The other day, a friend told me, “I admire the fire you have in your belly. Your drive is impressive.” I chuckled to myself and responded, “It’s not so much a fire in my belly as it is a desire to maintain food and shelter for my girls.” Ain’t that the truth?
“One of the greatest myths in the world—and the phrase ‘greatest myths’ is just a fancy way of saying ‘big fat lies’—is that troublesome things get less and less troublesome if you do them more and more. The truth is that troublesome things tend to remain troublesome no matter how many times you do them, and that you should avoid doing them unless they are absolutely urgent.” – Lemony Snicket
If you’ve been an adult for any length of time, you know that certain things never get easier: there are always bills to pay, relationships to navigate, kids to worry about, jobs to maintain, and the list goes on. The secret to adulthood is just to keep going. If life has taught me anything, it’s that perseverance is the thread that holds it all together. Do I enjoy online classrooms? I do not. Do I enjoy waking up most days at 4:40am? I do not. Do I enjoy going to Target and then the grocery store and then the home improvement store and getting my oil changed and schlepping kids all over creation on my days off? I do not. But I keep doing those things—not because there is one damn special or unique thing about me but because life requires that I do so. And, in true Pollyanna/psych nurse fashion, I generally try to make the best of it (most times that means I drag my girls along and we bond in the toothpaste aisle).

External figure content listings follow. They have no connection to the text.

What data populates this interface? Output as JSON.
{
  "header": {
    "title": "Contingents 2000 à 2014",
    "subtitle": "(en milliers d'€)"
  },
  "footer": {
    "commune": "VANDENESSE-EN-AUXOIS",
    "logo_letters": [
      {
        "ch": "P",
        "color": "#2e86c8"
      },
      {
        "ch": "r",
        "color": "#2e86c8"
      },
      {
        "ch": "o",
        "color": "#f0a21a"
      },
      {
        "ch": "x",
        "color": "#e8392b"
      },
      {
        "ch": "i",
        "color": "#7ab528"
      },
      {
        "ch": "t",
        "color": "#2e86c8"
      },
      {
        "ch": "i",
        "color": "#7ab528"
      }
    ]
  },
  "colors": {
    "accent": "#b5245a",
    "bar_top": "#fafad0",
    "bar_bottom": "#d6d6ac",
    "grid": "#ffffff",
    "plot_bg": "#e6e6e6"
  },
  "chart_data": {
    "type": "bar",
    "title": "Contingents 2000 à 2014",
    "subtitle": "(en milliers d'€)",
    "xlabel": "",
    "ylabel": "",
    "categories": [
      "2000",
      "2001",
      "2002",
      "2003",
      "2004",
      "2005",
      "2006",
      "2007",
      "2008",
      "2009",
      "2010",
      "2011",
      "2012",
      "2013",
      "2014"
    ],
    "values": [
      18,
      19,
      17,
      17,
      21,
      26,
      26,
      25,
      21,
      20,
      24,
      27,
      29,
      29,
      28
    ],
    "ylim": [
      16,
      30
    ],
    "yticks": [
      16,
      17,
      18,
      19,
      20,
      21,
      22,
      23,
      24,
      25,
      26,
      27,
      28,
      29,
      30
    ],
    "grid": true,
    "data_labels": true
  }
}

As I get older and some things fall off the “to do” list, other items inevitably replace them. I’m no longer having to scramble for babysitters or re-certify for food stamps/public assistance, but I have to figure out life insurance. And manage migraines. And go to school. And deal with an aging father. And have sex talks with teenage daughters. And eat right and exercise?! (That one really pisses this chip-dip loving girl off.)
Up until very recently, I kept telling myself, “This is going to get easier, Jen. It will. I promise.” But will it? Or will the difficulties (challenges!) just continue to morph into different difficulties (challenges!)?

When it comes to my therapy and my tendency toward getting swallowed up and overwhelmed (possibly suicidal) by uncomfortable emotions, my therapist has told me two things: (1) Core beliefs and emotional reactions are very, very, very difficult to eradicate, and (2) Core beliefs and emotional reactions can be tempered over time and become less frequent and less intense.
That’s kind of like life, in general. The “to do” lists will always be there. But, hopefully, as I learn to adult better and better, it’ll be more manageable. Less overwhelming.
But today … THE POOL. Right after I pay these bills.